Machine learning driven extended matrix norm method for the solution of large-scale zero-sum matrix games

In this paper, we develop a novel machine learning-driven framework for solving large-scale zero-sum matrix games by exploiting patterns discovered from the offline extended matrix norm method. Modern game theoretic tools such as the extended matrix norm method allow rapid estimation of the game values for small-scale zero-sum games by computing norms of the payoff matrix. However, as the number of strategies in the game increases, obtaining an accurate value estimation through the extended matrix norm method becomes more difficult. In this work, we propose a novel neural network architecture for large-scale zero-sum matrix games, which takes the estimations of the extended matrix norm method and payoff matrix as inputs, and provides a rapid estimation of the game value as the output. The proposed architecture is trained over various random zero-sum games of different dimensions. Results show that the developed framework can obtain accurate value predictions, with a less than 10% absolute relative error, for games with up to 50 strategies.
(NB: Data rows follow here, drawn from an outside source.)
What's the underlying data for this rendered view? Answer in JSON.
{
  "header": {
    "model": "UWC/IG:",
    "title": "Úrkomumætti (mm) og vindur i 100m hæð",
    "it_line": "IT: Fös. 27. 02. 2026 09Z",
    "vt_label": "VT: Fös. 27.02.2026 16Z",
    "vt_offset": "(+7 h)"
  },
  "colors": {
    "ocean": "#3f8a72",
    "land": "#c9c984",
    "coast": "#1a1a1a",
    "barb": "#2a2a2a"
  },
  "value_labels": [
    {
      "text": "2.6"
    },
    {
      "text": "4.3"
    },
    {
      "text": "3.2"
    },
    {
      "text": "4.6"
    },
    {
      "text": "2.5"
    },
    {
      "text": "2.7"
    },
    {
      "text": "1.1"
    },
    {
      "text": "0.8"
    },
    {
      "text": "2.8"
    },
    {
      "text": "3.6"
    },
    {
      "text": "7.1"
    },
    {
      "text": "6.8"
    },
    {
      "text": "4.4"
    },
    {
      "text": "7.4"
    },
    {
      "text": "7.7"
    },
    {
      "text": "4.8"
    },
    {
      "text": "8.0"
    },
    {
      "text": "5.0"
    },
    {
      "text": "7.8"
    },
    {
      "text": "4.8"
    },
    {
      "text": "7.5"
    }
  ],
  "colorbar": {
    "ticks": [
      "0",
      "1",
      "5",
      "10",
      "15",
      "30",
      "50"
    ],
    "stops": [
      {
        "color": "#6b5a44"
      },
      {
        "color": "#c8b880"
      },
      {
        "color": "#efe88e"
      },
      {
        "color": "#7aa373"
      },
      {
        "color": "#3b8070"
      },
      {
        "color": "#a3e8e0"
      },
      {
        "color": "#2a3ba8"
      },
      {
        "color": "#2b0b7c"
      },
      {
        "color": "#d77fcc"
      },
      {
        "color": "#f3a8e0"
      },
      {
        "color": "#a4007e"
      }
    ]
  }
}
Also of note, after the network is trained, solution predictions can be obtained in real-time, which makes the proposed method particularly useful for real-world applications.

Automated summary

In this paper, a novel machine learning-driven framework for solving large-scale zero-sum matrix games is proposed. The framework combines the estimations from the extended matrix norm method and the payoff matrix, and provides rapid estimation of the game value through a neural network architecture. Experimental results demonstrate that the framework can accurately predict the values for games with up to 50 strategies, and real-time solution predictions can be obtained after the network training, making it useful for real-world applications.